A certain number of hits must be made before progressing to stage two of the bullfight, to weaken and tire the bull by causing damage and blood loss. Repeated stabs in the neck and the bull’s handicap becomes the matador’s advantage. Only now is it a fair fight for the matador.

In the next stage of the fight know as the tercio de banderillas three ‘banderilleros’ each plant barbed sticks with coloured flags deep in the bull’s blood-drenched shoulders. These further weaken the enormous neck and shoulder muscles and chaste the bull to charge more aggressively to defend itself. Fighting bulls are bred to have deliberately massive shoulders, if only to allow more pain to be inflicted upon them long enough to draw a significant crowd.

The kill

The act of thrusting the sword in the final act should be quick and sever the bull’s spinal cord. A poor execution will cause protest and anger from the crowd and could seriously harm the matador’s reputation.

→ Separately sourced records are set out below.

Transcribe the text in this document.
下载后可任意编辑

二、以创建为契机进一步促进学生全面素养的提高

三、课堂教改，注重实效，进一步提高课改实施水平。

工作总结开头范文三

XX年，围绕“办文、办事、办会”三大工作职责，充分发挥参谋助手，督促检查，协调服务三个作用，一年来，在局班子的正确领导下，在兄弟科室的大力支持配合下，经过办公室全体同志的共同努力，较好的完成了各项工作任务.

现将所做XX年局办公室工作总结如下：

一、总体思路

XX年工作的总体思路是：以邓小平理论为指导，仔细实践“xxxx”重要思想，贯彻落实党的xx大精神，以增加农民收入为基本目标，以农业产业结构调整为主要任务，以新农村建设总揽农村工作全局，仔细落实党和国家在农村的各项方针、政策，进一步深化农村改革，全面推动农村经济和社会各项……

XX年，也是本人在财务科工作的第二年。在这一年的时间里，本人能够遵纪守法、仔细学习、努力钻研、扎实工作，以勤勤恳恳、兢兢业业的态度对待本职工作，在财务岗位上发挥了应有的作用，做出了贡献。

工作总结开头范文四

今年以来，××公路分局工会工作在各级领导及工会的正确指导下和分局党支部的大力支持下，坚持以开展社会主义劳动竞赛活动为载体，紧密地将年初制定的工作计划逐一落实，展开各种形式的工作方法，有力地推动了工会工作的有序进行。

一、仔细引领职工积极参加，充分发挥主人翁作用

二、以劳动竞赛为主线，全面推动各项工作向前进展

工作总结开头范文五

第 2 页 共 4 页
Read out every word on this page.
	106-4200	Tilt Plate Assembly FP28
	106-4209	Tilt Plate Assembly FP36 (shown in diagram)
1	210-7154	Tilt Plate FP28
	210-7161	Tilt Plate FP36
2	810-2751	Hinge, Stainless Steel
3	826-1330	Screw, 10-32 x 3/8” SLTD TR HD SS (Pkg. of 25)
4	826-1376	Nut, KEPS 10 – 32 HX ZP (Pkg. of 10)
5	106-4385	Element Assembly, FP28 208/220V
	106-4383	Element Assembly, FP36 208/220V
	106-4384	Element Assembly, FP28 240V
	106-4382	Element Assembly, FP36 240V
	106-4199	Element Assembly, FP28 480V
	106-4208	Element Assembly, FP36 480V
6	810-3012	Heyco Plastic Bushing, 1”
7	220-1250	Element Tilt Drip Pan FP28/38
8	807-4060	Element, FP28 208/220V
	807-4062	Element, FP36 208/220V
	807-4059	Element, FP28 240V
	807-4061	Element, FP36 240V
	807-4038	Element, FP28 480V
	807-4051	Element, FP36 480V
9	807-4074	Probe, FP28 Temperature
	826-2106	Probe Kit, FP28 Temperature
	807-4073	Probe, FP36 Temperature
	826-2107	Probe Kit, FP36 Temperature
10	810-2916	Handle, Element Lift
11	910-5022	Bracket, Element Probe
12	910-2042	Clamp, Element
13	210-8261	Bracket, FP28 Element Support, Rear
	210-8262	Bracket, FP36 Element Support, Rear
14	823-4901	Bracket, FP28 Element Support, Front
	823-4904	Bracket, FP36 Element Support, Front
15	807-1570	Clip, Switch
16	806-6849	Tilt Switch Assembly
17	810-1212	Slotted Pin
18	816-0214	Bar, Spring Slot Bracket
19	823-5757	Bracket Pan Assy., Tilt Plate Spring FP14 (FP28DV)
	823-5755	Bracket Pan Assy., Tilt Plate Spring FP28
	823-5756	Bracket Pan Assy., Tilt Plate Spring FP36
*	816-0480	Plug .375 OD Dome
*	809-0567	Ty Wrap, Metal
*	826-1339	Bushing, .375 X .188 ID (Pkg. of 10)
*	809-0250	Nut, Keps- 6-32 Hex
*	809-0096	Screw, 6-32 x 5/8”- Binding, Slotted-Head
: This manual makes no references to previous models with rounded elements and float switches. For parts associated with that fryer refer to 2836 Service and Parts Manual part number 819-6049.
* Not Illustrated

Kill it instantly and spare it pain – a final act of humility, or saving grace for the matador?

But it’s tradition

One of the most frustrating excuses for continued cruelty in the world, whether animal or otherwise, comes down to tradition. Traditions die when we realise they are barbaric and ignorant: the locking away of menstruating women, child slavery and child marriages, witch hunting, fox hunting…Traditions are not infallible.

“If it is in our power to prevent something bad from happening, without thereby sacrificing anything of comparable moral importance, we ought, morally, to do it.”